Dengan demikian, dampak kabut asap dari kebakaran di Indonesia saat ini dirasakan di sejumlah wilayah Asia Tenggara, terutama Malaysia, Brunei Darussalam, Singapura, dan Filipina.

Al Jazeera menyebut kabut asap telah berlangsung selama berminggu-minggu di sebagian wilayah Malaysia. Sebelumnya, media tersebut melaporkan asap dari kebakaran hutan dan lahan di Kalimantan telah menyelimuti Sarawak, serta mencapai Semenanjung Malaysia, Brunei Darussalam, dan Singapura.
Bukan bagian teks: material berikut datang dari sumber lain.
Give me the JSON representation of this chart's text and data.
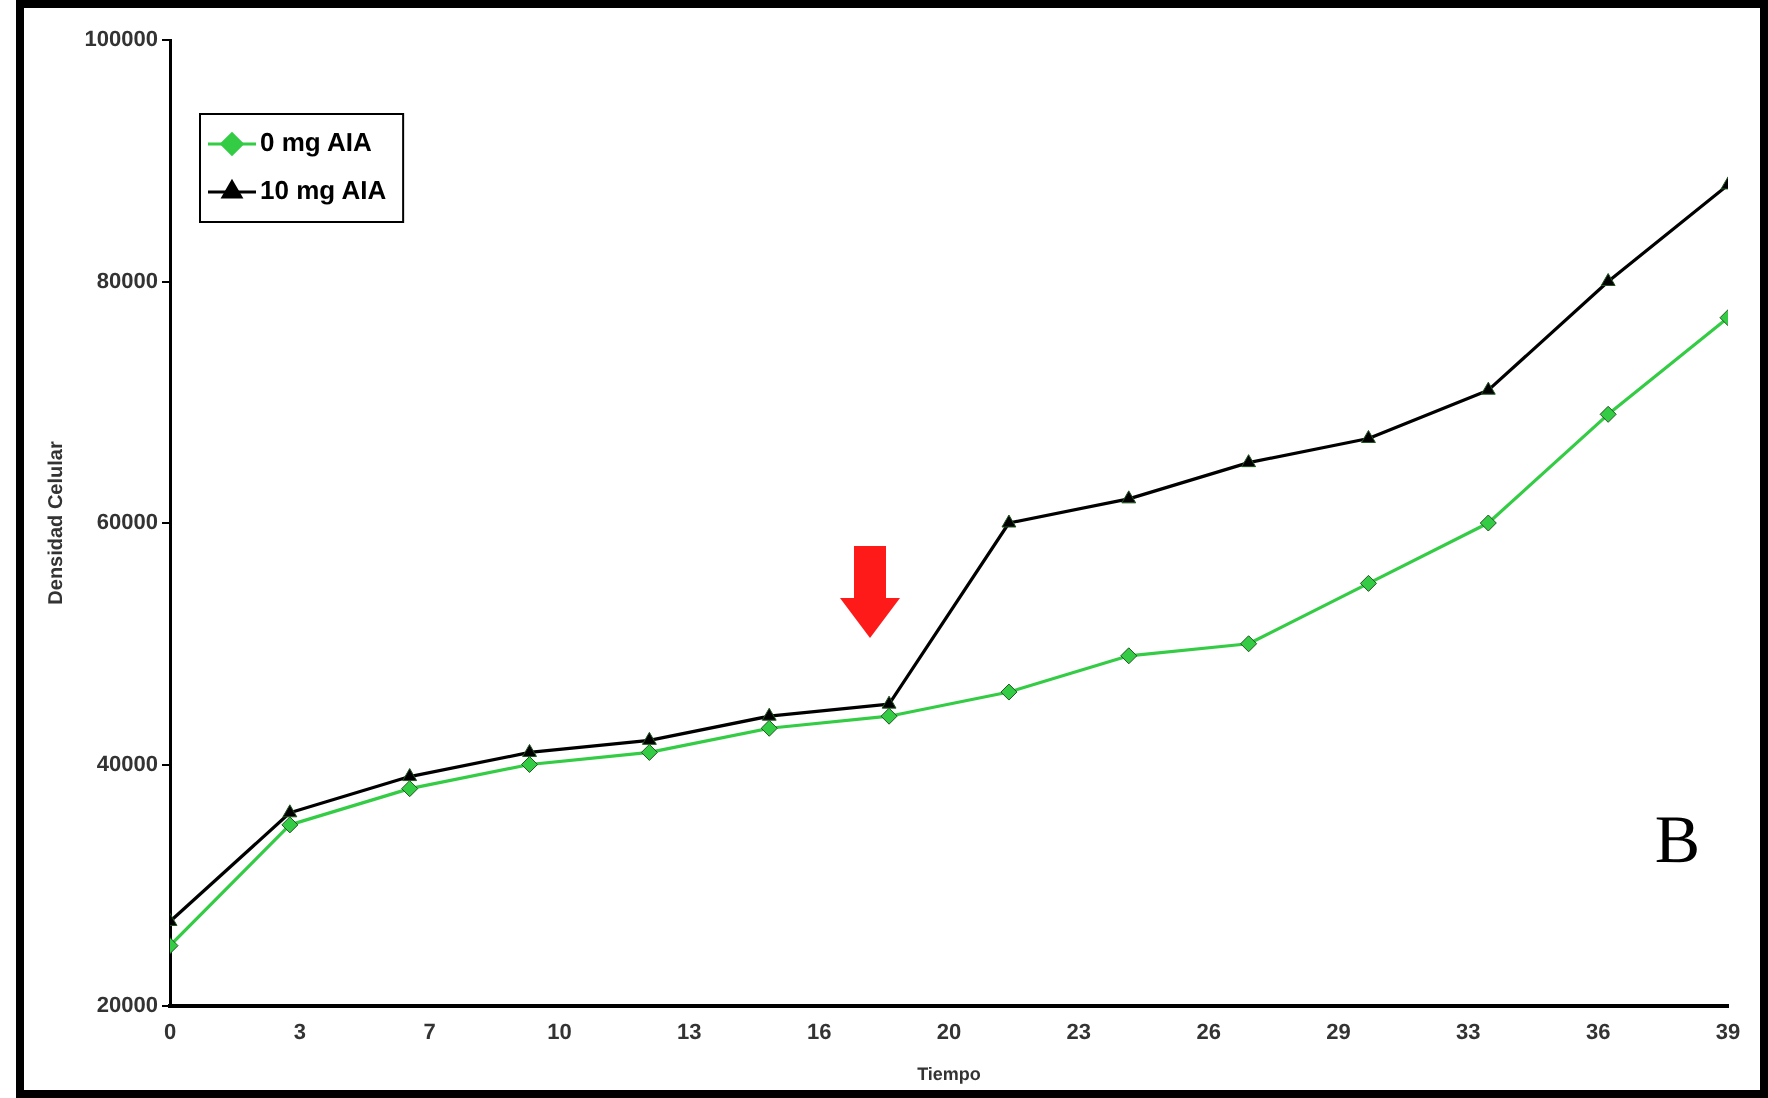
{
  "chart_data": {
    "type": "line",
    "xlabel": "Tiempo",
    "ylabel": "Densidad Celular",
    "x": [
      0,
      3,
      6,
      9,
      12,
      15,
      18,
      21,
      24,
      27,
      30,
      33,
      36,
      39
    ],
    "series": [
      {
        "name": "0 mg AIA",
        "color": "#33cc44",
        "marker": "diamond",
        "values": [
          25000,
          35000,
          38000,
          40000,
          41000,
          43000,
          44000,
          46000,
          49000,
          50000,
          55000,
          60000,
          69000,
          77000
        ]
      },
      {
        "name": "10 mg AIA",
        "color": "#000000",
        "marker": "triangle",
        "values": [
          27000,
          36000,
          39000,
          41000,
          42000,
          44000,
          45000,
          60000,
          62000,
          65000,
          67000,
          71000,
          80000,
          88000
        ]
      }
    ],
    "xlim": [
      0,
      39
    ],
    "xticks": [
      0,
      {
        "value": 3.25,
        "label": "3"
      },
      {
        "value": 6.5,
        "label": "7"
      },
      {
        "value": 9.75,
        "label": "10"
      },
      13,
      {
        "value": 16.25,
        "label": "16"
      },
      {
        "value": 19.5,
        "label": "20"
      },
      {
        "value": 22.75,
        "label": "23"
      },
      26,
      {
        "value": 29.25,
        "label": "29"
      },
      {
        "value": 32.5,
        "label": "33"
      },
      {
        "value": 35.75,
        "label": "36"
      },
      39
    ],
    "ylim": [
      20000,
      100000
    ],
    "yticks": [
      20000,
      40000,
      60000,
      80000,
      100000
    ],
    "grid": false,
    "legend": "top left",
    "line_style": "solid",
    "annotations": [
      "B"
    ]
  }
}
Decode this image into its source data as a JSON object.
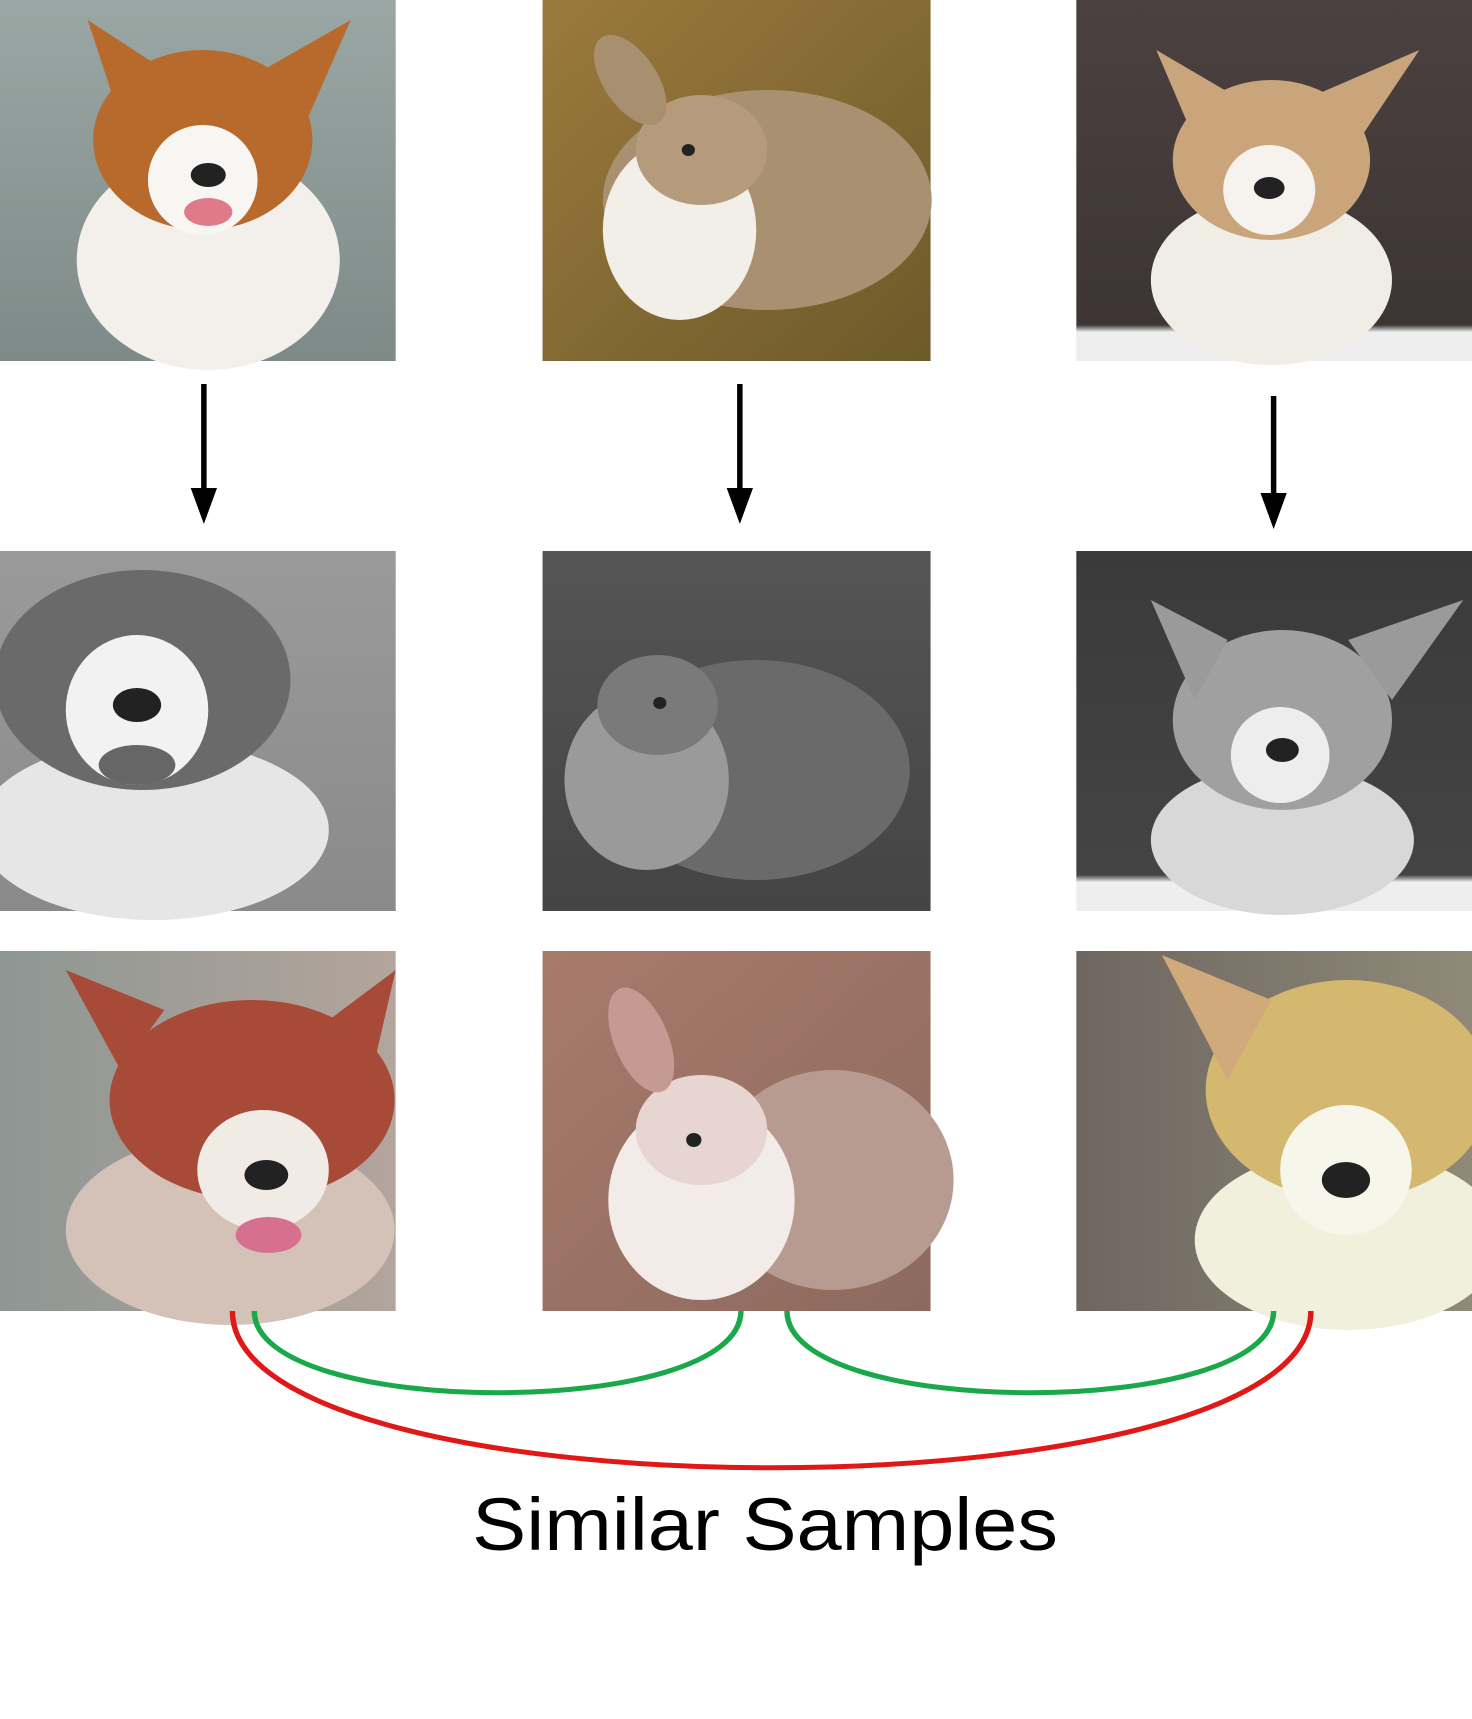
{
  "caption": "Similar Samples"
}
Krisis kabut asap ini terjadi ketika kebakaran hutan dan lahan masih meluas di sejumlah wilayah Indonesia. Kondisi cuaca kering dan meningkatnya titik panas turut memperburuk situasi.

Kabut asap lintas batas menjadi persoalan berulang di Asia Tenggara. Asap dari kebakaran hutan dan lahan di Indonesia dapat terbawa angin menuju negara-negara tetangga, sehingga menimbulkan gangguan kesehatan, aktivitas pendidikan, transportasi, hingga kegiatan ekonomi.

Al Jazeera, yang dalam laporan tersebut menghimpun informasi dari AFP, AP, dan Reuters, menyebut kondisi saat ini sebagai salah satu episode kabut asap serius yang melanda kawasan Asia Tenggara.